Dans beaucoup de communes et collectivités, le développement économique est devenu le fer de lance du politique. Dans les Alpes, ceci passe nécessairement par le tourisme, économie omniprésente et intimement liée au territoire. En Savoie, 50% des emplois dépendent du tourisme. Pour le développer, les institutions engagent depuis de nombreuses années des budgets importants (publicité, salons…). Mais quand les territoires politiques n’ont pas de cohérence touristique… on réemballe, on change de nom… et on fête ça avec ses administrés. C’est là que naissent les marques de territoire ! Du vertueux au loufoque, petit tour d’horizon des nouveaux noms, souvent artificiels, nés dans les Alpes.

Du positionnement au consensus politique

Le territoire politique (la commune, l’intercommunalité, le département) correspond rarement au territoire vécu par les vacanciers. Une personne en vacances à Briançon n’a pas le sentiment d’être à « Serre Chevalier Vallée ». Cette même personne se rendra par ailleurs pendant son séjour plusieurs fois hors de ce territoire (excursion à Embrun, Serre-Ponçon, Montgenèvre, Bardonecchia, Vallée Étroite…). Tant et si bien qu’on se rend vite compte que le territoire, sur lequel on fait porter beaucoup d’espoirs de développement économique, ne porte pas assez fortement la notoriété des lieux… Depuis près de 10 ans, la solution consiste à s’appuyer sur les stratégies du privé en créant, de toutes pièces, des « marques » qui viennent parfois en remplacement de vraies marques installées depuis de nombreuses années. Celles-ci ont par ailleurs une vertu cachée : mettre à plat les ego locaux et repartir sur de nouvelles bases. Depuis deux ans, l’obligation de faire porter la compétence tourisme sur les intercommunalités (nécessité économique parfois mal interprétée au niveau local) a accéléré ce processus d’artificialisation de la communication publique.

Du vertueux… au pompeux !

Les marques de territoire ne datent pas d’aujourd’hui. La mise en tourisme des noms de communes s’est développée en même temps que le tourisme : les communes thermales ont rapidement ajouté « les bains » après leurs noms de communes. Les communes littorales également ont ajouté « sur mer » ou « les flots » pour Palavas. Le Touquet s’est fait appeler « Paris plage » pour se positionner auprès des Parisiens. Chamonix a rapidement ajouté Mont-Blanc à son nom de commune. Tout ceci était validé par les instances de l’État.

Les noms des stations de ski, et plus récemment des domaines skiables, ont aussi été l’objet d’inventivité.

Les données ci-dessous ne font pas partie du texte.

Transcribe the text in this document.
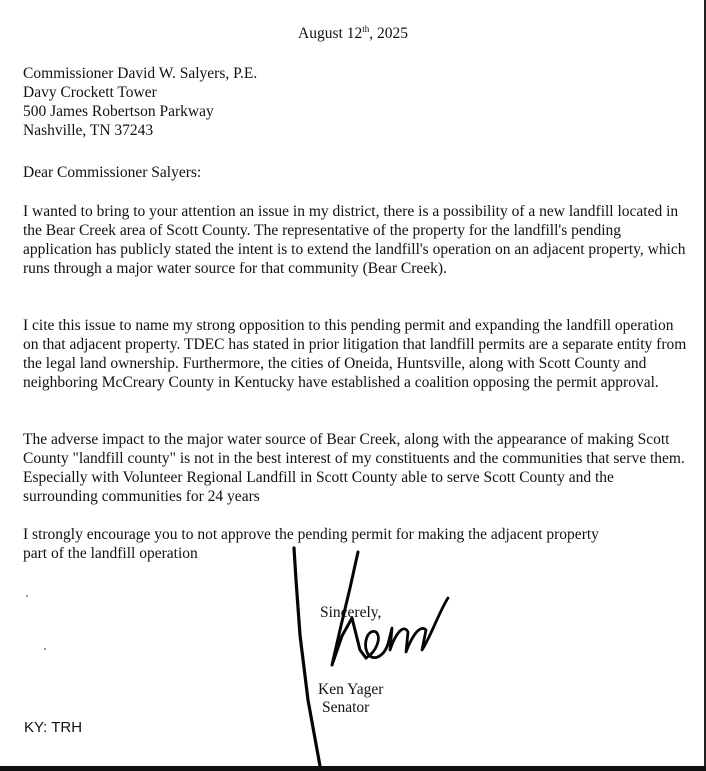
August 12th, 2025
Commissioner David W. Salyers, P.E.
Davy Crockett Tower
500 James Robertson Parkway
Nashville, TN 37243
Dear Commissioner Salyers:

I wanted to bring to your attention an issue in my district, there is a possibility of a new landfill located in the Bear Creek area of Scott County. The representative of the property for the landfill's pending application has publicly stated the intent is to extend the landfill's operation on an adjacent property, which runs through a major water source for that community (Bear Creek).

I cite this issue to name my strong opposition to this pending permit and expanding the landfill operation on that adjacent property. TDEC has stated in prior litigation that landfill permits are a separate entity from the legal land ownership. Furthermore, the cities of Oneida, Huntsville, along with Scott County and neighboring McCreary County in Kentucky have established a coalition opposing the permit approval.

The adverse impact to the major water source of Bear Creek, along with the appearance of making Scott County "landfill county" is not in the best interest of my constituents and the communities that serve them. Especially with Volunteer Regional Landfill in Scott County able to serve Scott County and the surrounding communities for 24 years

I strongly encourage you to not approve the pending permit for making the adjacent property part of the landfill operation

Sincerely,
Ken Yager
Senator
KY: TRH
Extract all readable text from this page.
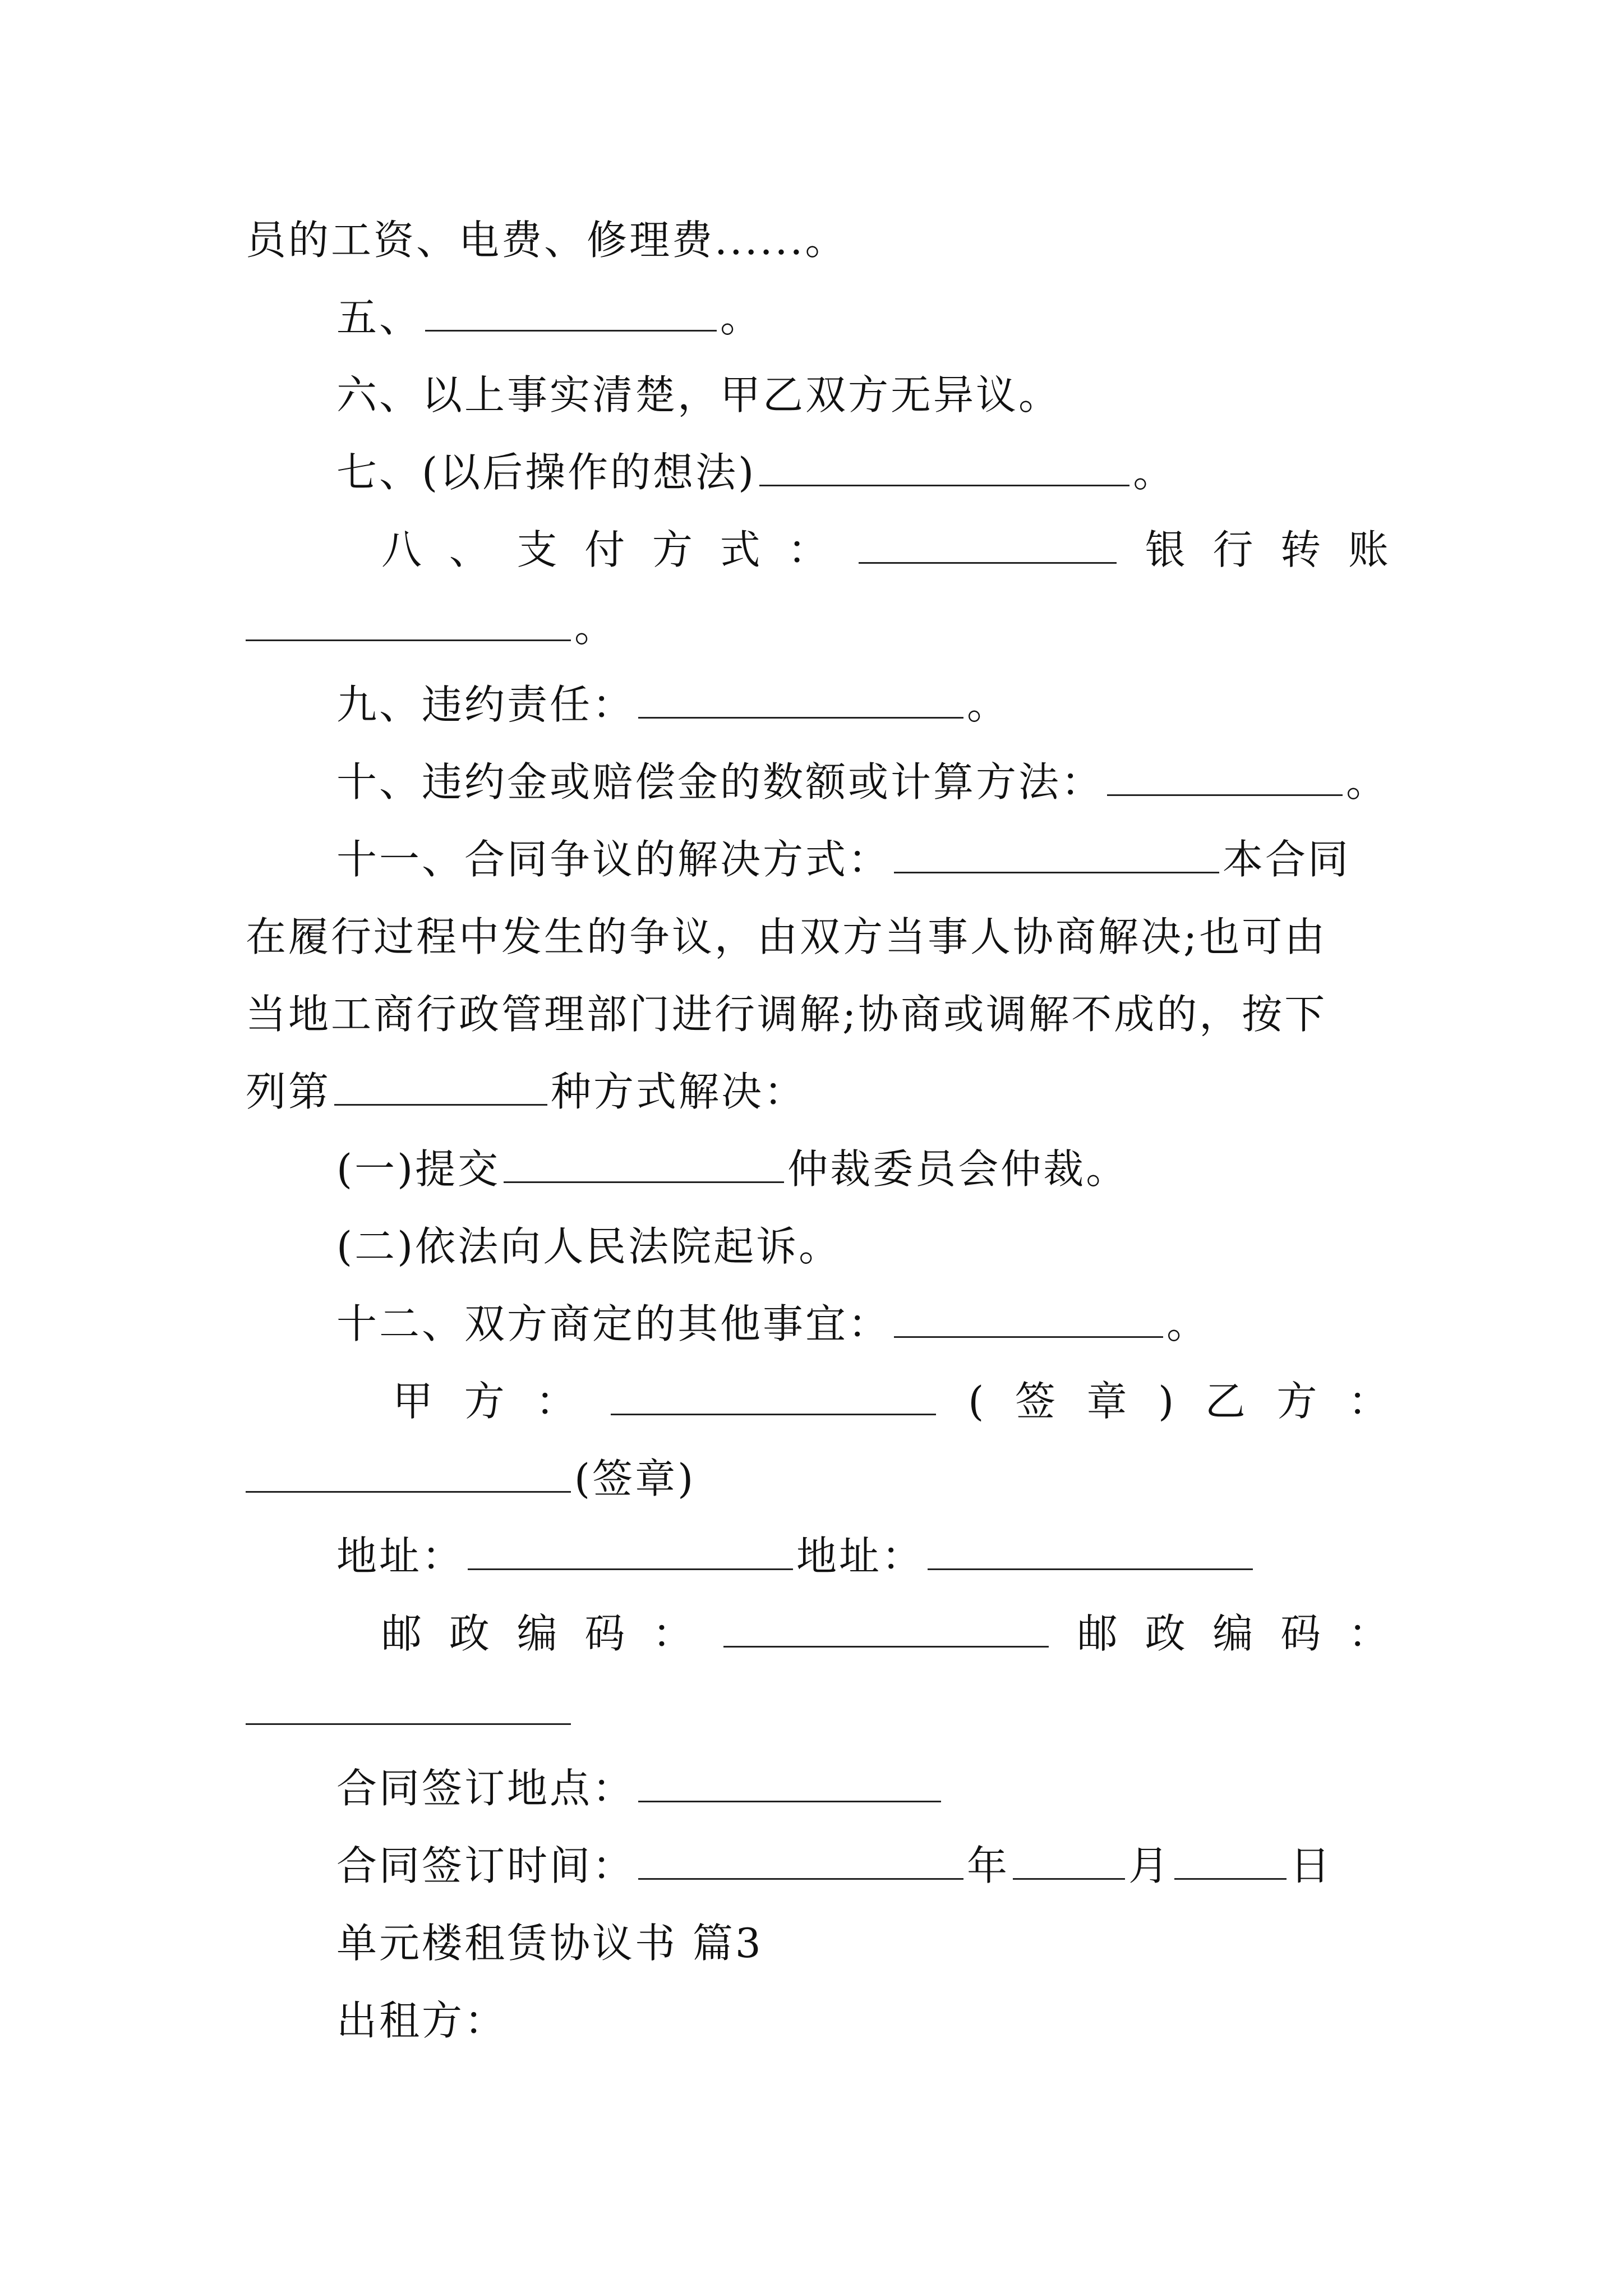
员的工资、电费、修理费......。
五、	。
六、以上事实清楚，甲乙双方无异议。
七、(以后操作的想法)	。
八 、 支 付 方 式 ：	银 行 转 账
。
九、违约责任：	。
十、违约金或赔偿金的数额或计算方法：	。
十一、合同争议的解决方式：	本合同
在履行过程中发生的争议，由双方当事人协商解决;也可由
当地工商行政管理部门进行调解;协商或调解不成的，按下
列第	种方式解决：
(一)提交	仲裁委员会仲裁。
(二)依法向人民法院起诉。
十二、双方商定的其他事宜：	。
甲 方 ：	( 签 章 ) 乙 方 ：
(签章)
地址：	地址：
邮 政 编 码 ：	邮 政 编 码 ：
合同签订地点：
合同签订时间：	年	月	日
单元楼租赁协议书 篇3
出租方：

Les toponymes locaux ont souvent été utilisés (nom des alpages), l’altitude a été ajoutée au nom quand elle était un argument de vente (Isola 2000, Valmeinier 1800, Orcières 1850) et les « val » se sont développés (Val Thorens, Val Fréjus, Val d’Allos…).

Tous ces noms, déjà « marketés », conjuguaient ancrage local et argument de vente. L’ajout augmentait le lieu et le rendait lisible aux futurs vacanciers.

Ces 15 dernières années, certains territoires se sont regroupés pour correspondre à des espaces cohérents. Ainsi, Chamonix, Les Houches et Argentière communiquent sur la « Vallée de Chamonix », territoire plus cohérent au regard de la géographie des lieux et du vécu des vacanciers. En Haute-Maurienne, les communes se regroupent progressivement depuis près de 10 ans pour communiquer sur un territoire attractif, connu des excursionnistes régionaux,  allant de Bonneval-sur-Arc à Modane. Le nom logiquement trouvé est « Haute Maurienne Vanoise », un mélange d’ancrage local et d’attractivité (l’ajout de Vanoise).

Quand les deux départements de Savoie et de Haute-Savoie ont voulu travailler ensemble, ils ont d’abord inventé « les Pays de Savoie »… un nom tout de suite compréhensible, mais pas très glamour. Des marketeurs bien intentionnés ont ensuite créé il y a 10 ans le nom « Savoie Mont Blanc ». La marque, promue en télévision pendant plusieurs années, est aujourd’hui reprise par de nombreux médias locaux et institutions…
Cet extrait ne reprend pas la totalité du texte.